Its a difficult concept to get your head around – particularly the part about spending £70 on cardboard. Watching the trailer, however, and looking at what’s in the first two kits really does make this seem promising. The kits look fun to assemble and the customization aspect shown towards the end of the trailer also seems appealing. Nintendo will sell kits for this purpose, though presumably DIY customization is a cheaper option. The sets look pretty robust for cardboard, but they are still only cardboard. Replacement kits will be available for a price, but apparently tape will also be viable solution. You can also register your interest for a workshop in London that will let you try Labo for yourself, with a deadline of the 1st of Feb.

Aside from just novelty value, Nintendo Labo does have some important aspects to consider. It might be the strongest indication in a while that the ‘toys to life’ aspect of marketing games has not disappeared fully – and this certainly seems a new and unique spin on these ideas. Similarly, ‘Gimmick’ controllers have been very effective – things like Guitar Hero and Rock Band and the unique control systems they required are perhaps the best examples.
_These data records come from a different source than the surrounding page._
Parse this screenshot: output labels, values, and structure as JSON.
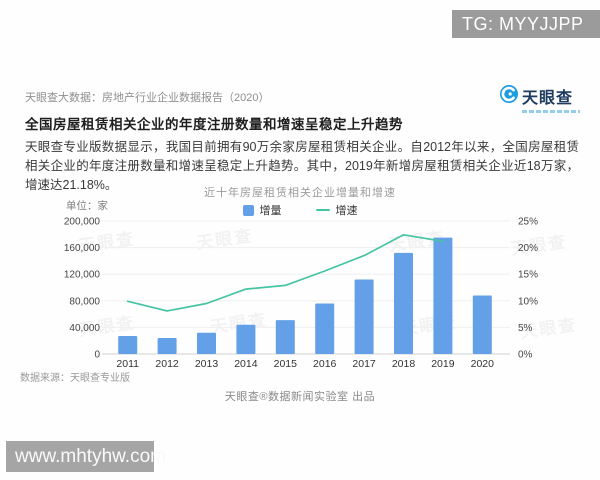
{
  "badge": {
    "text": "TG: MYYJJPP"
  },
  "header": {
    "report_label": "天眼查大数据：房地产行业企业数据报告（2020）",
    "logo_text": "天眼查"
  },
  "article": {
    "headline": "全国房屋租赁相关企业的年度注册数量和增速呈稳定上升趋势",
    "body": "天眼查专业版数据显示，我国目前拥有90万余家房屋租赁相关企业。自2012年以来，全国房屋租赁相关企业的年度注册数量和增速呈稳定上升趋势。其中，2019年新增房屋租赁相关企业近18万家，增速达21.18%。"
  },
  "chart_data": {
    "type": "bar+line",
    "title": "近十年房屋租赁相关企业增量和增速",
    "unit_label": "单位：家",
    "legend_position": "top",
    "grid": true,
    "categories": [
      "2011",
      "2012",
      "2013",
      "2014",
      "2015",
      "2016",
      "2017",
      "2018",
      "2019",
      "2020"
    ],
    "series": [
      {
        "name": "增量",
        "type": "bar",
        "axis": "left",
        "color": "#63a0e8",
        "values": [
          27000,
          24000,
          32000,
          44000,
          51000,
          76000,
          112000,
          152000,
          175000,
          88000
        ]
      },
      {
        "name": "增速",
        "type": "line",
        "axis": "right",
        "color": "#45c4a4",
        "values": [
          9.9,
          8.1,
          9.5,
          12.2,
          12.9,
          15.6,
          18.5,
          22.4,
          21.18,
          null
        ]
      }
    ],
    "left_axis": {
      "min": 0,
      "max": 200000,
      "step": 40000,
      "tick_labels": [
        "0",
        "40,000",
        "80,000",
        "120,000",
        "160,000",
        "200,000"
      ]
    },
    "right_axis": {
      "min": 0,
      "max": 25,
      "step": 5,
      "tick_labels": [
        "0%",
        "5%",
        "10%",
        "15%",
        "20%",
        "25%"
      ]
    }
  },
  "footer": {
    "source": "数据来源：天眼查专业版",
    "credit": "天眼查®数据新闻实验室 出品"
  },
  "watermarks": {
    "site": "www.mhtyhw.com",
    "chart": "天眼查"
  }
}
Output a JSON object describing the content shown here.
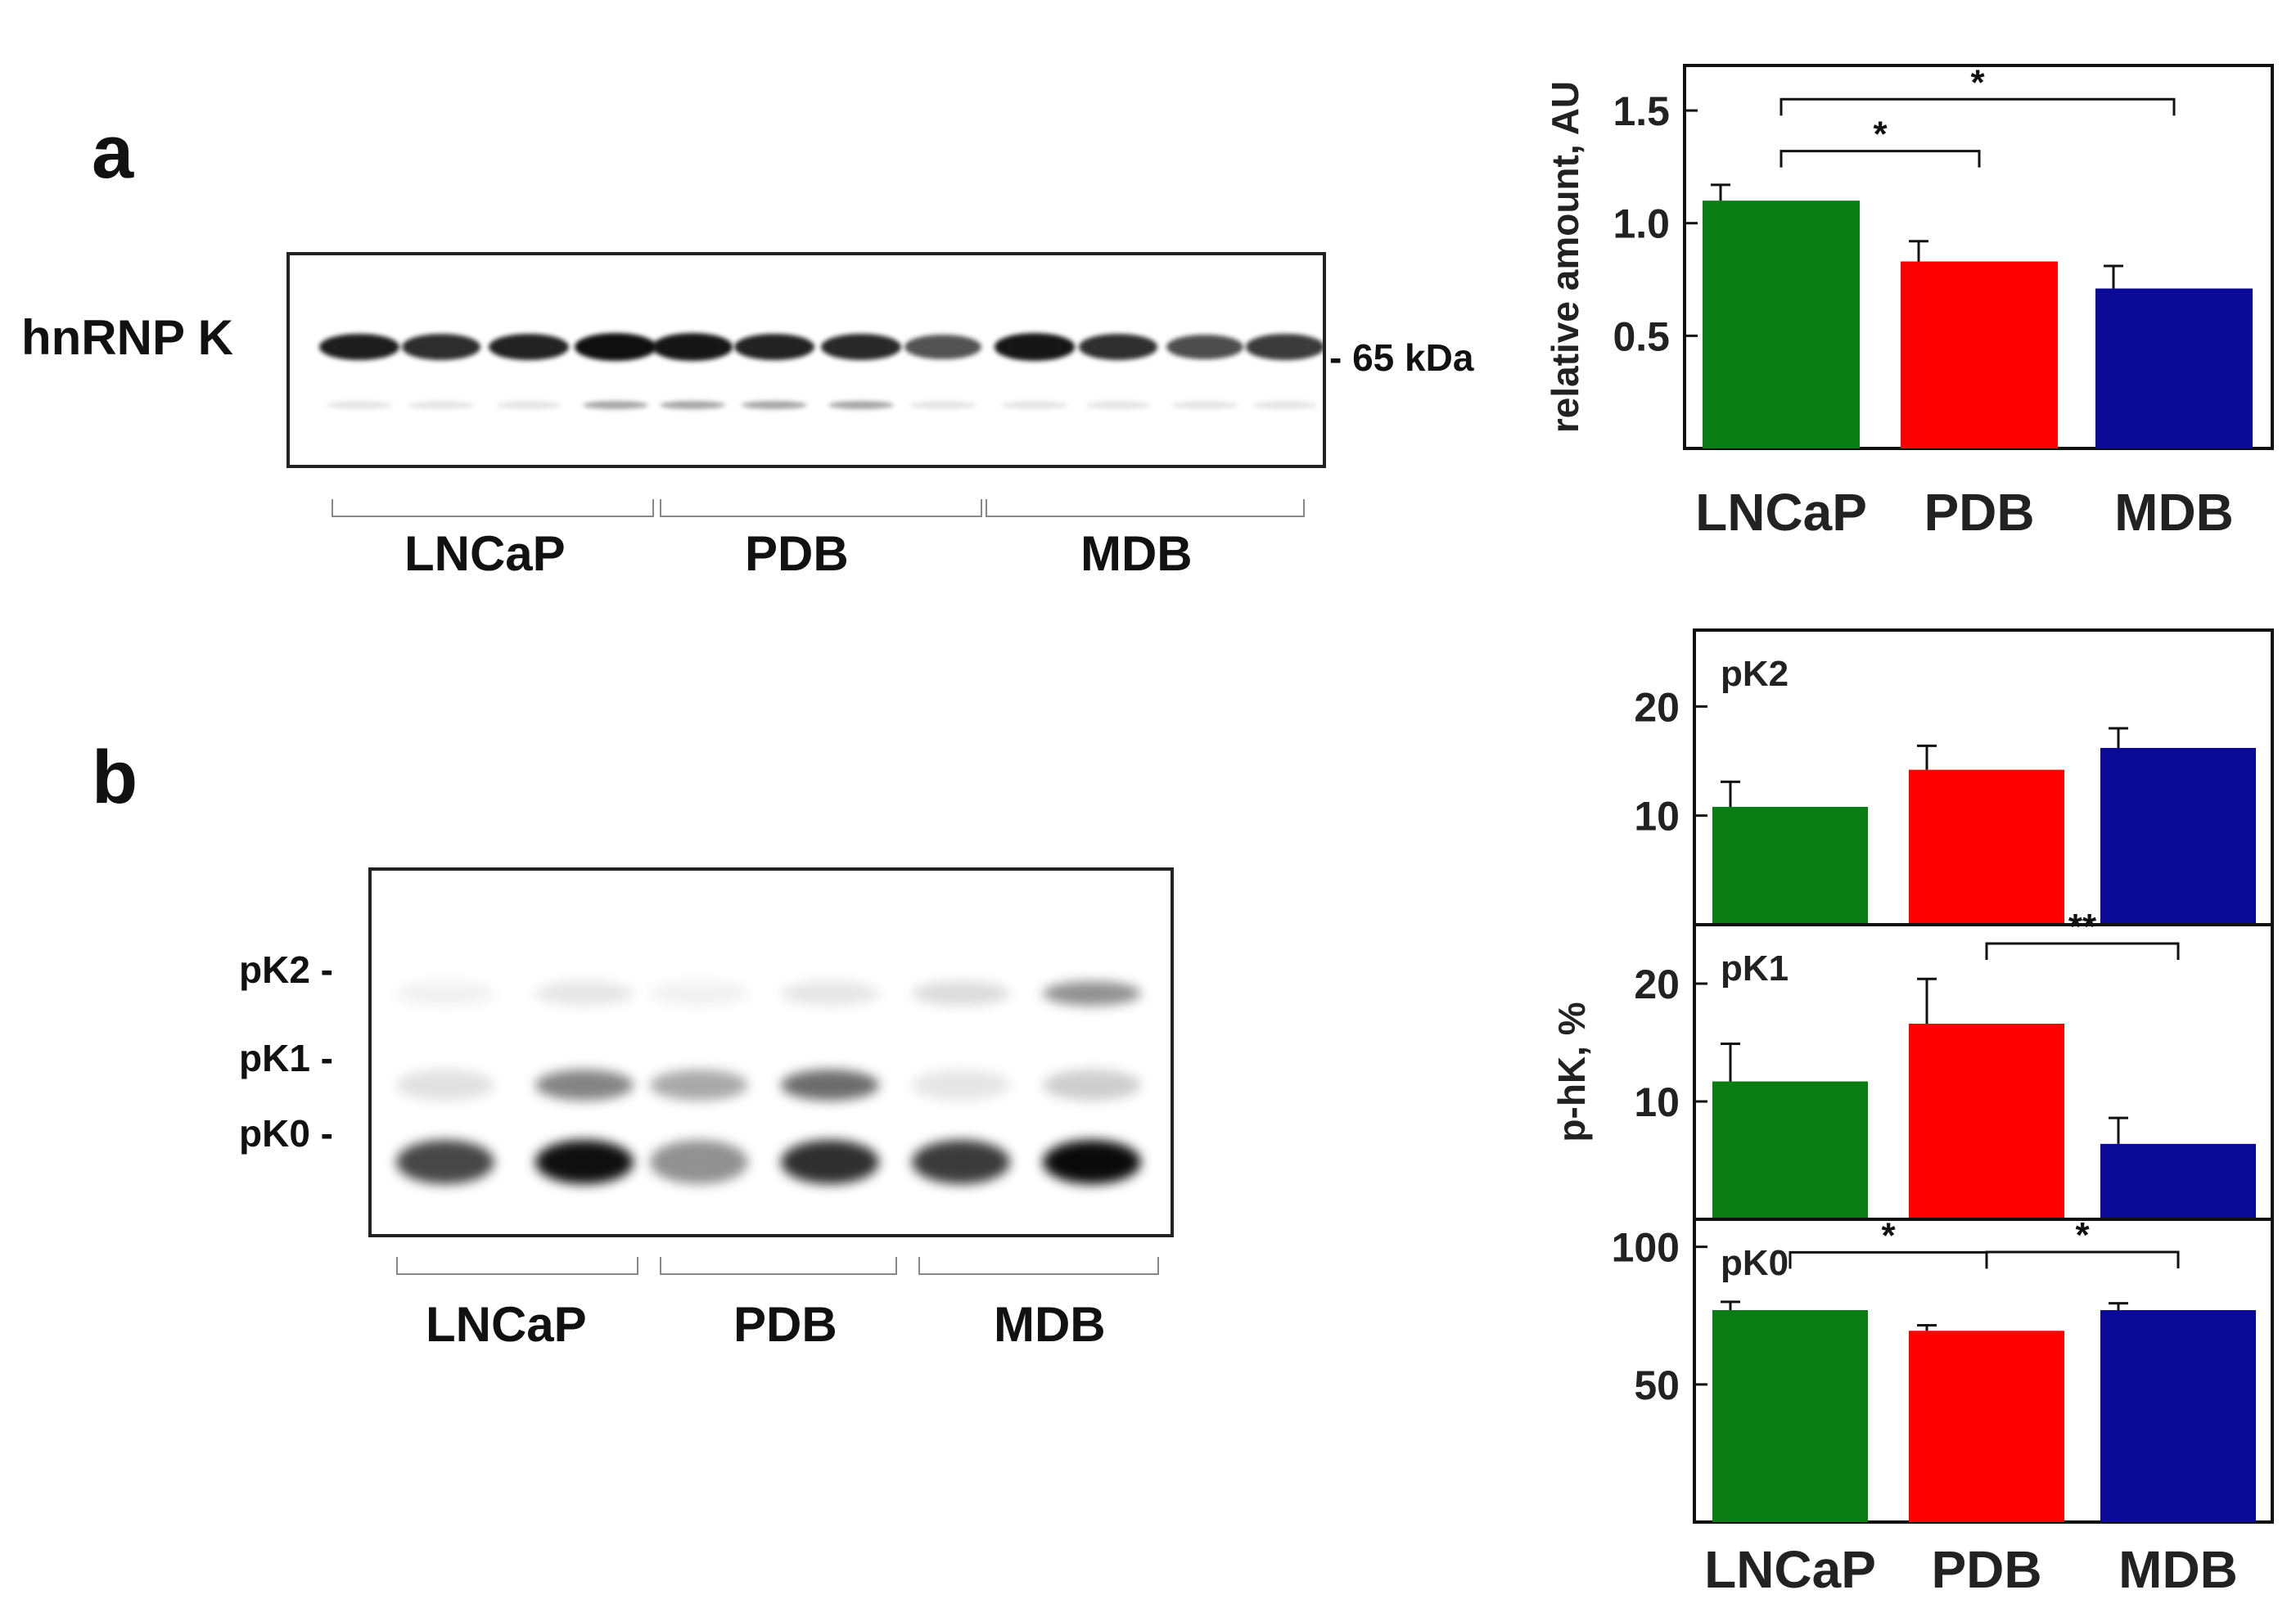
{
  "panels": {
    "a": {
      "letter": "a",
      "blot_label": "hnRNP K",
      "marker_label": "- 65 kDa",
      "groups": [
        "LNCaP",
        "PDB",
        "MDB"
      ],
      "band_intensity": [
        0.92,
        0.86,
        0.9,
        0.98,
        0.95,
        0.9,
        0.88,
        0.7,
        0.95,
        0.85,
        0.72,
        0.8
      ]
    },
    "b": {
      "letter": "b",
      "band_labels": [
        "pK2 -",
        "pK1 -",
        "pK0 -"
      ],
      "groups": [
        "LNCaP",
        "PDB",
        "MDB"
      ]
    }
  },
  "colors": {
    "LNCaP": "#0a7d14",
    "PDB": "#ff0000",
    "MDB": "#0a0a96"
  },
  "chart_data": [
    {
      "type": "bar",
      "categories": [
        "LNCaP",
        "PDB",
        "MDB"
      ],
      "values": [
        1.1,
        0.83,
        0.71
      ],
      "errors": [
        0.07,
        0.09,
        0.1
      ],
      "ylabel": "relative amount, AU",
      "ylim": [
        0.0,
        1.7
      ],
      "yticks": [
        0.5,
        1.0,
        1.5
      ],
      "ytick_labels": [
        "0.5",
        "1.0",
        "1.5"
      ],
      "significance": [
        {
          "from": "LNCaP",
          "to": "PDB",
          "label": "*"
        },
        {
          "from": "LNCaP",
          "to": "MDB",
          "label": "*"
        }
      ]
    },
    {
      "type": "bar",
      "panel_label": "pK2",
      "categories": [
        "LNCaP",
        "PDB",
        "MDB"
      ],
      "values": [
        10.8,
        14.2,
        16.2
      ],
      "errors": [
        2.3,
        2.2,
        1.8
      ],
      "ylim": [
        0,
        27
      ],
      "yticks": [
        10,
        20
      ],
      "ytick_labels": [
        "10",
        "20"
      ],
      "significance": []
    },
    {
      "type": "bar",
      "panel_label": "pK1",
      "categories": [
        "LNCaP",
        "PDB",
        "MDB"
      ],
      "values": [
        11.7,
        16.6,
        6.4
      ],
      "errors": [
        3.2,
        3.8,
        2.2
      ],
      "ylim": [
        0,
        25
      ],
      "yticks": [
        10,
        20
      ],
      "ytick_labels": [
        "10",
        "20"
      ],
      "significance": [
        {
          "from": "PDB",
          "to": "MDB",
          "label": "**"
        }
      ]
    },
    {
      "type": "bar",
      "panel_label": "pK0",
      "categories": [
        "LNCaP",
        "PDB",
        "MDB"
      ],
      "values": [
        77,
        69.5,
        77
      ],
      "errors": [
        3,
        2,
        2.5
      ],
      "ylim": [
        0,
        110
      ],
      "yticks": [
        50,
        100
      ],
      "ytick_labels": [
        "50",
        "100"
      ],
      "significance": [
        {
          "from": "LNCaP",
          "to": "PDB",
          "label": "*"
        },
        {
          "from": "PDB",
          "to": "MDB",
          "label": "*"
        }
      ]
    }
  ],
  "lower_charts": {
    "ylabel": "p-hK, %",
    "categories": [
      "LNCaP",
      "PDB",
      "MDB"
    ]
  }
}
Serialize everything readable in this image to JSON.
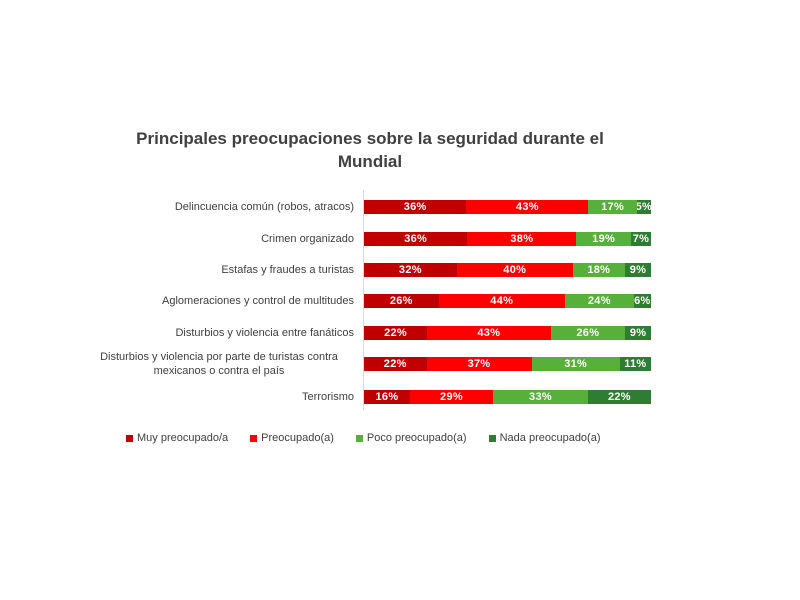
{
  "chart_data": {
    "type": "bar",
    "orientation": "horizontal",
    "stacked": "percent",
    "title": "Principales preocupaciones sobre la seguridad durante el Mundial",
    "categories": [
      "Delincuencia común (robos, atracos)",
      "Crimen organizado",
      "Estafas y fraudes a turistas",
      "Aglomeraciones y control de multitudes",
      "Disturbios y violencia entre fanáticos",
      "Disturbios y violencia por parte de turistas contra mexicanos o contra el país",
      "Terrorismo"
    ],
    "series": [
      {
        "name": "Muy preocupado/a",
        "color": "#c00000",
        "values": [
          36,
          36,
          32,
          26,
          22,
          22,
          16
        ]
      },
      {
        "name": "Preocupado(a)",
        "color": "#ff0000",
        "values": [
          43,
          38,
          40,
          44,
          43,
          37,
          29
        ]
      },
      {
        "name": "Poco preocupado(a)",
        "color": "#56b039",
        "values": [
          17,
          19,
          18,
          24,
          26,
          31,
          33
        ]
      },
      {
        "name": "Nada preocupado(a)",
        "color": "#2e7d32",
        "values": [
          5,
          7,
          9,
          6,
          9,
          11,
          22
        ]
      }
    ],
    "value_suffix": "%",
    "legend_position": "bottom",
    "grid": false
  }
}
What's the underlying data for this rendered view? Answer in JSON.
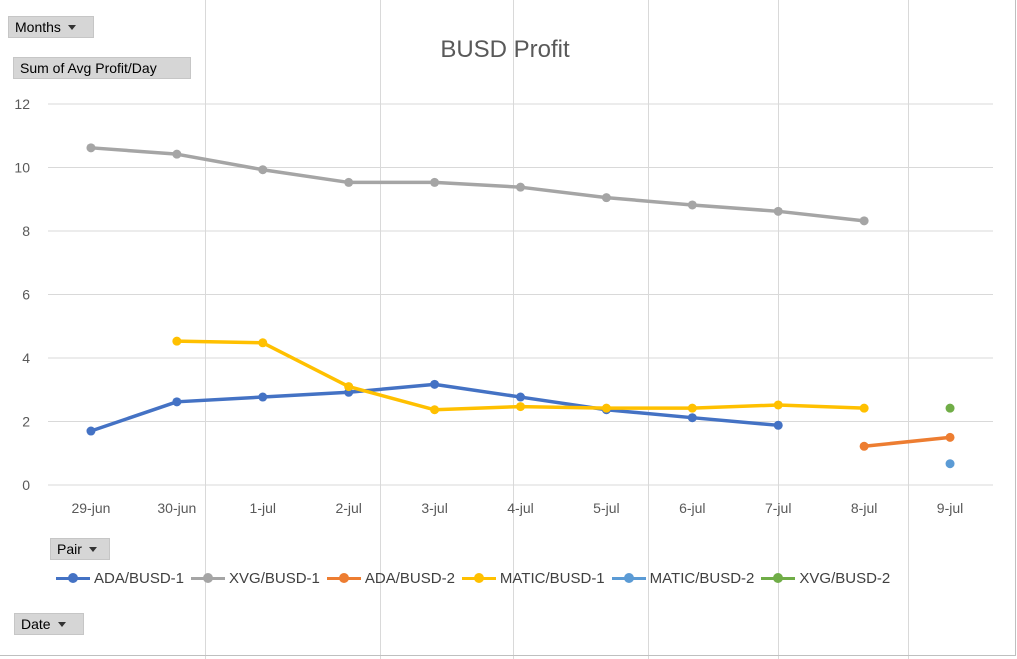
{
  "pivot_buttons": {
    "months": "Months",
    "value_field": "Sum of Avg Profit/Day",
    "pair": "Pair",
    "date": "Date"
  },
  "chart_data": {
    "type": "line",
    "title": "BUSD Profit",
    "xlabel": "",
    "ylabel": "",
    "categories": [
      "29-jun",
      "30-jun",
      "1-jul",
      "2-jul",
      "3-jul",
      "4-jul",
      "5-jul",
      "6-jul",
      "7-jul",
      "8-jul",
      "9-jul"
    ],
    "ylim": [
      0,
      12
    ],
    "yticks": [
      0,
      2,
      4,
      6,
      8,
      10,
      12
    ],
    "grid": true,
    "legend_position": "bottom",
    "series": [
      {
        "name": "ADA/BUSD-1",
        "color": "#4472C4",
        "values": [
          1.7,
          2.62,
          2.77,
          2.92,
          3.17,
          2.77,
          2.37,
          2.12,
          1.88,
          null,
          null
        ]
      },
      {
        "name": "XVG/BUSD-1",
        "color": "#A5A5A5",
        "values": [
          10.62,
          10.42,
          9.93,
          9.53,
          9.53,
          9.38,
          9.05,
          8.82,
          8.62,
          8.32,
          null
        ]
      },
      {
        "name": "ADA/BUSD-2",
        "color": "#ED7D31",
        "values": [
          null,
          null,
          null,
          null,
          null,
          null,
          null,
          null,
          null,
          1.22,
          1.5
        ]
      },
      {
        "name": "MATIC/BUSD-1",
        "color": "#FFC000",
        "values": [
          null,
          4.53,
          4.48,
          3.1,
          2.37,
          2.47,
          2.42,
          2.42,
          2.52,
          2.42,
          null
        ]
      },
      {
        "name": "MATIC/BUSD-2",
        "color": "#5B9BD5",
        "values": [
          null,
          null,
          null,
          null,
          null,
          null,
          null,
          null,
          null,
          null,
          0.67
        ]
      },
      {
        "name": "XVG/BUSD-2",
        "color": "#70AD47",
        "values": [
          null,
          null,
          null,
          null,
          null,
          null,
          null,
          null,
          null,
          null,
          2.42
        ]
      }
    ]
  }
}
They offered an experience – a level of immersion- that would have been difficult to achieve with a standard controller. Nintendo are serial offenders when it comes to plastic peripherals: from DK Bongos through to the endless amount of plastic shapes you could attach to the Wii remote Nintendo have occupied a lot of space in teenage bedrooms. The short term downsides are huge pieces of plastic that are only used for one game. The longer term effects are pretty substantial amounts of plastic eventually making their way to landfills. Cardboard seems a fairly elegant solution to this – as well as making their assembly a selling point instead of an inconvenience.

With the Switch is selling faster than hot-cakes so this hardly needs to be a killer app, so its definitely nice to see Nintendo continuing to try new things. With a host of Labo visible in the trailer that have not been formally unveiled yet it seems likely there’ll be lots more Labo to come – as long as its successful.